By Jeanne Cooper (Literary Life Section)
With very few advertisements to clutter its pages (and nudge its editorial direction), ON THE ISSUES…is denser and more politically diverse than it first looks.
On the opening pages, Merle Hoffman explores the ethical issues — or rather, the ignoring of those issues — around xenotransplantation, the use of animals for organ transplants to humans, and related death-defying efforts.
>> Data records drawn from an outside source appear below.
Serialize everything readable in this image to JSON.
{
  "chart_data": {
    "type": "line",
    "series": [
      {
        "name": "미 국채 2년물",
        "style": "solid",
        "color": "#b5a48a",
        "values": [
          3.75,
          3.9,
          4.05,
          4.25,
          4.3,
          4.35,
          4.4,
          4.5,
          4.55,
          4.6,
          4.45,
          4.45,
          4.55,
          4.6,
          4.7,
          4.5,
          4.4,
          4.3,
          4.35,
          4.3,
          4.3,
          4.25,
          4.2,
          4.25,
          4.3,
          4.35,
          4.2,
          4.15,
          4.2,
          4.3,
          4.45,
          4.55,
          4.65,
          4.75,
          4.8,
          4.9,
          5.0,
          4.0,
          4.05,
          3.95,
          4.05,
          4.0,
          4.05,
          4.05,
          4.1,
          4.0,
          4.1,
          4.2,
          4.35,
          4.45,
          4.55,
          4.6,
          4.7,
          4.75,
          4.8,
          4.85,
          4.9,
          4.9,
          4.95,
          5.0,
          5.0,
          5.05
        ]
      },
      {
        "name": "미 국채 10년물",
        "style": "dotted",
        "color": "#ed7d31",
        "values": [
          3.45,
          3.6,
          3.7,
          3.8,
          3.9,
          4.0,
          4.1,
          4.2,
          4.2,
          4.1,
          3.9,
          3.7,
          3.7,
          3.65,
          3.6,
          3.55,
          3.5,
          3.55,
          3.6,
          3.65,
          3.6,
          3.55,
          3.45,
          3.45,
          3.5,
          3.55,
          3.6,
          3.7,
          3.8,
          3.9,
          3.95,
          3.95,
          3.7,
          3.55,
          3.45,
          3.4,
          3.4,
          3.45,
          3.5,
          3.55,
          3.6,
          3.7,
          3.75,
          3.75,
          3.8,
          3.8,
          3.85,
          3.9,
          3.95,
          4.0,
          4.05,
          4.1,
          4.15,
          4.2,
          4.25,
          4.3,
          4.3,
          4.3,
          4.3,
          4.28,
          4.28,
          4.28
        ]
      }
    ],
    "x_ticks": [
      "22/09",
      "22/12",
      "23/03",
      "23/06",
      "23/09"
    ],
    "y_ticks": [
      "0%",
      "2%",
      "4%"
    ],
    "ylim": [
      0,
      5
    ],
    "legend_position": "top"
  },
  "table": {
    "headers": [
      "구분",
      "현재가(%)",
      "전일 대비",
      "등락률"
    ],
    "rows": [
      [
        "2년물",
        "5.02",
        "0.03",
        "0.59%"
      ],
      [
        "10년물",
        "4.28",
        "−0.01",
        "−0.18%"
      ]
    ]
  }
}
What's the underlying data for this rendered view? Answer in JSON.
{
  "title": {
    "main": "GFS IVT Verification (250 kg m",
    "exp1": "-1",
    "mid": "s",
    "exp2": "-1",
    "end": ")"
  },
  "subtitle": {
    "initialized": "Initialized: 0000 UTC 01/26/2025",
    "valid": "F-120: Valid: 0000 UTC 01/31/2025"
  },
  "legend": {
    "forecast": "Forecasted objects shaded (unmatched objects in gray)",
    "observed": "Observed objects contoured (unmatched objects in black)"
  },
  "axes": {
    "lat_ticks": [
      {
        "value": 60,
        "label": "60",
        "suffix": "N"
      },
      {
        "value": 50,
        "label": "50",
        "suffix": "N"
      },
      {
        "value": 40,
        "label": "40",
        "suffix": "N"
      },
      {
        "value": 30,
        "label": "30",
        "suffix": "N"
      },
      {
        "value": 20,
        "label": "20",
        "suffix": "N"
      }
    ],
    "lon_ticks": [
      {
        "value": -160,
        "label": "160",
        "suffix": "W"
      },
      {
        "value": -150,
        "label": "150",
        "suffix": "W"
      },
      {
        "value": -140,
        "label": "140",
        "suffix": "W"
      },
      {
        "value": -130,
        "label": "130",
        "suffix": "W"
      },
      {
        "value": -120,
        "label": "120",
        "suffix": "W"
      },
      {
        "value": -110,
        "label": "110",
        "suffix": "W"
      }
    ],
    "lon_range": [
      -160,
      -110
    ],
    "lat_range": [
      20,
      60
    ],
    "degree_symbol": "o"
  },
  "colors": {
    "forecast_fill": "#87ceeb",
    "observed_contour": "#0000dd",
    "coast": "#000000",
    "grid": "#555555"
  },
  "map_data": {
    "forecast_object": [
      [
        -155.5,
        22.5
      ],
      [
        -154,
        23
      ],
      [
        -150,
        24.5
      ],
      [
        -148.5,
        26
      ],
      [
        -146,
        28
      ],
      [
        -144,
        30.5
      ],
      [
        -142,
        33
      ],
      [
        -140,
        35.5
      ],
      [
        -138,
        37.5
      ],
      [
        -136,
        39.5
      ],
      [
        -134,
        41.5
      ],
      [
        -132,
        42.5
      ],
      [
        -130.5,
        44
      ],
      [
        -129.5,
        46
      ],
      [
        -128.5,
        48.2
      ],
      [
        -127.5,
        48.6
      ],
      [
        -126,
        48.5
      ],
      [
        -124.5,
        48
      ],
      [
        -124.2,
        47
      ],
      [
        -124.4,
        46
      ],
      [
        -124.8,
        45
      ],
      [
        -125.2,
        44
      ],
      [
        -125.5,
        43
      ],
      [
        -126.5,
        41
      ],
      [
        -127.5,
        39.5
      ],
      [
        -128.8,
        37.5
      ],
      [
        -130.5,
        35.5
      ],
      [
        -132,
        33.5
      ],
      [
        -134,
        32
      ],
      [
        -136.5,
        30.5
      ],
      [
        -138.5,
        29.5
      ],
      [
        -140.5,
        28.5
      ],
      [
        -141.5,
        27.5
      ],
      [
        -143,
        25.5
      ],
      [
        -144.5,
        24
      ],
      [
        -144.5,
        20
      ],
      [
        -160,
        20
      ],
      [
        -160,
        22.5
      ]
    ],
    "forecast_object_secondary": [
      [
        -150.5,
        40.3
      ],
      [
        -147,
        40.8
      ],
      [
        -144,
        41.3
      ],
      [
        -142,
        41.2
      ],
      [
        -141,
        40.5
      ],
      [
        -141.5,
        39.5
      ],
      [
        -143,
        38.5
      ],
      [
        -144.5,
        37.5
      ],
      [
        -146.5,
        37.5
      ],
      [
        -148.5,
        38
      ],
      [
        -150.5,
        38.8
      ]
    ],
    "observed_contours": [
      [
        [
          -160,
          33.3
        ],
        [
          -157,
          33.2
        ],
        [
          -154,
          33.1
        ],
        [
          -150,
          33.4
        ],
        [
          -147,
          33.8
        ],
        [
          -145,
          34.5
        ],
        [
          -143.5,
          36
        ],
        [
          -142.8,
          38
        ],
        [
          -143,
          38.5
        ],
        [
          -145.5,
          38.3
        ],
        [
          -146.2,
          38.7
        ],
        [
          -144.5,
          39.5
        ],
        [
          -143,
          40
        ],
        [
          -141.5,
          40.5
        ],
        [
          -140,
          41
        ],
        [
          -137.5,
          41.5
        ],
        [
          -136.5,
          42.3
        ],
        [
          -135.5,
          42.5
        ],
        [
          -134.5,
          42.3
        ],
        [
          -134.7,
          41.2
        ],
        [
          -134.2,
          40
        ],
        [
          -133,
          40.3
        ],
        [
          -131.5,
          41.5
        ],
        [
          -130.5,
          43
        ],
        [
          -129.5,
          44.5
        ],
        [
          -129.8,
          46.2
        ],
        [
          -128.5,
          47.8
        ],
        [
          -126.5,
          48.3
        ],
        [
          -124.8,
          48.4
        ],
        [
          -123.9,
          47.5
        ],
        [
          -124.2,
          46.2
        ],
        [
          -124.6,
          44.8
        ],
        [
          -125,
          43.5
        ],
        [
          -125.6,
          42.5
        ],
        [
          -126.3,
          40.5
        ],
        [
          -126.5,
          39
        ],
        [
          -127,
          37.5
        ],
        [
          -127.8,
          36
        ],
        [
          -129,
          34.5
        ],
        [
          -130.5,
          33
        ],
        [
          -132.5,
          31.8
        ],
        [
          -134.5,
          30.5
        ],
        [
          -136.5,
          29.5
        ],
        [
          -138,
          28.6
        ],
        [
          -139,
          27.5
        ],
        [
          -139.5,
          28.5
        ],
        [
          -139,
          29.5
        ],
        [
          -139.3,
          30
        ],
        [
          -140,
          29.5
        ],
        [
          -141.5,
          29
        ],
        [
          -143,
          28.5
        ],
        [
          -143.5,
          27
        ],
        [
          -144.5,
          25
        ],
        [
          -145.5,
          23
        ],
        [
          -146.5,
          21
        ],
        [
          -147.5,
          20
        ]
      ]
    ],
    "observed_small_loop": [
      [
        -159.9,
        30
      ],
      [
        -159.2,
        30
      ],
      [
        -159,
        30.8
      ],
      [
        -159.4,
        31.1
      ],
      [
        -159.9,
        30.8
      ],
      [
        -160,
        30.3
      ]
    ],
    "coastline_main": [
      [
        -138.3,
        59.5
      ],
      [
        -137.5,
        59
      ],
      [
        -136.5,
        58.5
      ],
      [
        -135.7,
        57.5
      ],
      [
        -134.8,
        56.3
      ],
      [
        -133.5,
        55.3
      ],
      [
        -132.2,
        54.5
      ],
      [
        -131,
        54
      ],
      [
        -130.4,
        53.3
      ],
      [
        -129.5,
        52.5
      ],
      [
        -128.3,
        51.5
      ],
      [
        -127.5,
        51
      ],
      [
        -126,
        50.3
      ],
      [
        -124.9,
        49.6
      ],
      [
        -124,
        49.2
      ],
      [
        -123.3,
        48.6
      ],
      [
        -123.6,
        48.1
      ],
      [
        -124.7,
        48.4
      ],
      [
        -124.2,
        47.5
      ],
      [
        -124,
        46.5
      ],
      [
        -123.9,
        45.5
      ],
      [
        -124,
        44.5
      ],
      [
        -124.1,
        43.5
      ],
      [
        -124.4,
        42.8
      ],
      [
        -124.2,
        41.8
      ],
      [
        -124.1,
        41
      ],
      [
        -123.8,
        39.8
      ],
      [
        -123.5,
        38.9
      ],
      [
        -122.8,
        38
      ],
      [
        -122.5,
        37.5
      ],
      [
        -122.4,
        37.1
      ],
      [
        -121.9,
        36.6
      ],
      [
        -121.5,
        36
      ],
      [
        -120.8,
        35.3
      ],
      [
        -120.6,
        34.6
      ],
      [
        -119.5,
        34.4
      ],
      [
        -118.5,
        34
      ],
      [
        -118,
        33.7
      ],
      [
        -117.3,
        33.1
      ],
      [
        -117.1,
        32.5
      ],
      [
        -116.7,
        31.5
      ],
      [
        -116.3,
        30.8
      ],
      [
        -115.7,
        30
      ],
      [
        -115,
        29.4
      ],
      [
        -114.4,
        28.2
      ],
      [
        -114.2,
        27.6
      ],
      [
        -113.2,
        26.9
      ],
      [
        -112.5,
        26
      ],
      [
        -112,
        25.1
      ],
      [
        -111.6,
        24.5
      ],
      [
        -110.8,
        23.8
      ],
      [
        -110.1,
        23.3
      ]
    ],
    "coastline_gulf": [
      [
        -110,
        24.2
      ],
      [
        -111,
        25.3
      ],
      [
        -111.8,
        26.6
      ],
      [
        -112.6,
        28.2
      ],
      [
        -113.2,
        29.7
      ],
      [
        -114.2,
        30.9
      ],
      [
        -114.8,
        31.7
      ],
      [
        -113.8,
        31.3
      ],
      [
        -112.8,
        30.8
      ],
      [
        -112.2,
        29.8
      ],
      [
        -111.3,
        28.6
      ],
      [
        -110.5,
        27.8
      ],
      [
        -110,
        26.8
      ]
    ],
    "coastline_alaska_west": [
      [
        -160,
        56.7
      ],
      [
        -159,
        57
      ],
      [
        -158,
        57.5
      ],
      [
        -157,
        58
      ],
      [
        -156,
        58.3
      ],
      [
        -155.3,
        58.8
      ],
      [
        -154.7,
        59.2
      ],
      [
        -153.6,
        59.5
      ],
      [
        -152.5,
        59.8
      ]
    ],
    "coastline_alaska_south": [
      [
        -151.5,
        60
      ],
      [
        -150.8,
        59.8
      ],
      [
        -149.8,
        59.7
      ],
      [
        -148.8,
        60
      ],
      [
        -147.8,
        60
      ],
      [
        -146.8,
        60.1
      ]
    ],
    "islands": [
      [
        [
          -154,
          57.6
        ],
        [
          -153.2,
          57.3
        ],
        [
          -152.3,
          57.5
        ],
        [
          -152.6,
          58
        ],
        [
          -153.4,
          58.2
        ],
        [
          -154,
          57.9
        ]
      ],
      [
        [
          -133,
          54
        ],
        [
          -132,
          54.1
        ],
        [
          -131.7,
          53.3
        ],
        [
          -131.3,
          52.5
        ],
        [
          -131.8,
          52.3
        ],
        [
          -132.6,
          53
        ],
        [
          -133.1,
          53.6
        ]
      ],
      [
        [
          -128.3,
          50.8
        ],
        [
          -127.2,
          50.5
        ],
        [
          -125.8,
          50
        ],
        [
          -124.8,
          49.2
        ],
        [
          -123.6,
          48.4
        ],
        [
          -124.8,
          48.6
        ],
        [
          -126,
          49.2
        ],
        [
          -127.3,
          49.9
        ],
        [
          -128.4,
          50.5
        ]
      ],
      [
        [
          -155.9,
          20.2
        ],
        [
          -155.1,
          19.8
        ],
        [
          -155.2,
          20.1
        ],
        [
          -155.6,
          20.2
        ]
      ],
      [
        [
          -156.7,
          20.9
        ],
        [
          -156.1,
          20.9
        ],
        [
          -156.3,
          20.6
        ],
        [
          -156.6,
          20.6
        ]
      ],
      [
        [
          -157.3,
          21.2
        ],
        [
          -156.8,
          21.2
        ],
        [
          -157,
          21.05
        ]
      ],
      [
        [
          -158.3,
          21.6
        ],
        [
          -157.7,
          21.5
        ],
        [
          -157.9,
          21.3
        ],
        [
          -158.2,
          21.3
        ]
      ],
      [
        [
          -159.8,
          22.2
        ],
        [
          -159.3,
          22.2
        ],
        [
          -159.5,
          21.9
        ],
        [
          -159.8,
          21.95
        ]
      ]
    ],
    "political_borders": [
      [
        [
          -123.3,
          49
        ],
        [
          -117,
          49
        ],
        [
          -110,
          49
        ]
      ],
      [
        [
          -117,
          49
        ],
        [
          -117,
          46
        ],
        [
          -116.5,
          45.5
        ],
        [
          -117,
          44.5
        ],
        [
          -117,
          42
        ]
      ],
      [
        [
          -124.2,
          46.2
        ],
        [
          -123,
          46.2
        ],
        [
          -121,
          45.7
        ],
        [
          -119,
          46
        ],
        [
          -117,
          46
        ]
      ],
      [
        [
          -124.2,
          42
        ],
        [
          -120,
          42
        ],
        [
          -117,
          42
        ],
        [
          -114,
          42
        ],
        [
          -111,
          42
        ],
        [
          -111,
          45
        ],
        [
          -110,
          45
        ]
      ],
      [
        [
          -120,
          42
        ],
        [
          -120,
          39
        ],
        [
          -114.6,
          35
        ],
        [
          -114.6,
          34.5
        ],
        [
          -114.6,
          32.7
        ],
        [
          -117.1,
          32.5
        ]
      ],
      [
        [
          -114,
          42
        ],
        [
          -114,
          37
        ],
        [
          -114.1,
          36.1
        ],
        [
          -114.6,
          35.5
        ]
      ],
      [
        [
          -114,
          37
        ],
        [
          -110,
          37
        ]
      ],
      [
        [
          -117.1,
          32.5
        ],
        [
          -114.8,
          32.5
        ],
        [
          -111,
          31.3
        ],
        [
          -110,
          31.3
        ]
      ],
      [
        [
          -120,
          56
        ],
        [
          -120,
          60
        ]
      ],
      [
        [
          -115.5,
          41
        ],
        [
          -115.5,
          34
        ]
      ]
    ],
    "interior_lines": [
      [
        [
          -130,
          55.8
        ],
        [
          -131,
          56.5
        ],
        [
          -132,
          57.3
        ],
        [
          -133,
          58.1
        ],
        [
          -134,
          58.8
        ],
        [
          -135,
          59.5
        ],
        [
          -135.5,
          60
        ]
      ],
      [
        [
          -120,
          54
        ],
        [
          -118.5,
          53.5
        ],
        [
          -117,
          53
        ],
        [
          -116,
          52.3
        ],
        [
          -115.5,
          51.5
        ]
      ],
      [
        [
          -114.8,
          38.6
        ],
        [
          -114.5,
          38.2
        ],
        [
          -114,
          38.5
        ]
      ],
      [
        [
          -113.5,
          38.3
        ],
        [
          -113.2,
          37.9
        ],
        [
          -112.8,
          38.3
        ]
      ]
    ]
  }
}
Phyllis Chesler brings a 19th-century crusader into long-deserved limelight: Elizabeth, who fought for the rights of women and mental patients after being imprisoned in an asylum for disagreeing with her husband’s religious views. Andrea Dworkin attacks the Bill of Rights as a guarantee of inequality, examining Thomas Jefferson’s relationship with slave Sally Hemings in that context and, inevitably, condemning freedom of speech as buttressing pornography. But Andrea Peyser, responding to the Oklahoma bombings, repudiates limits on free speech, even that of hate groups and paranoid militias, and notes, “The best way to defeat the enemy is to know his mind.”
Lighter entries include a feminist reading of Stephen King (answer: he is one), a celebration of artist Florine Stettheimer, a sexagenarian’s ode to her Harley (“Bike Lust”) and Mariah Burton Nelson’s account of being an “out” author.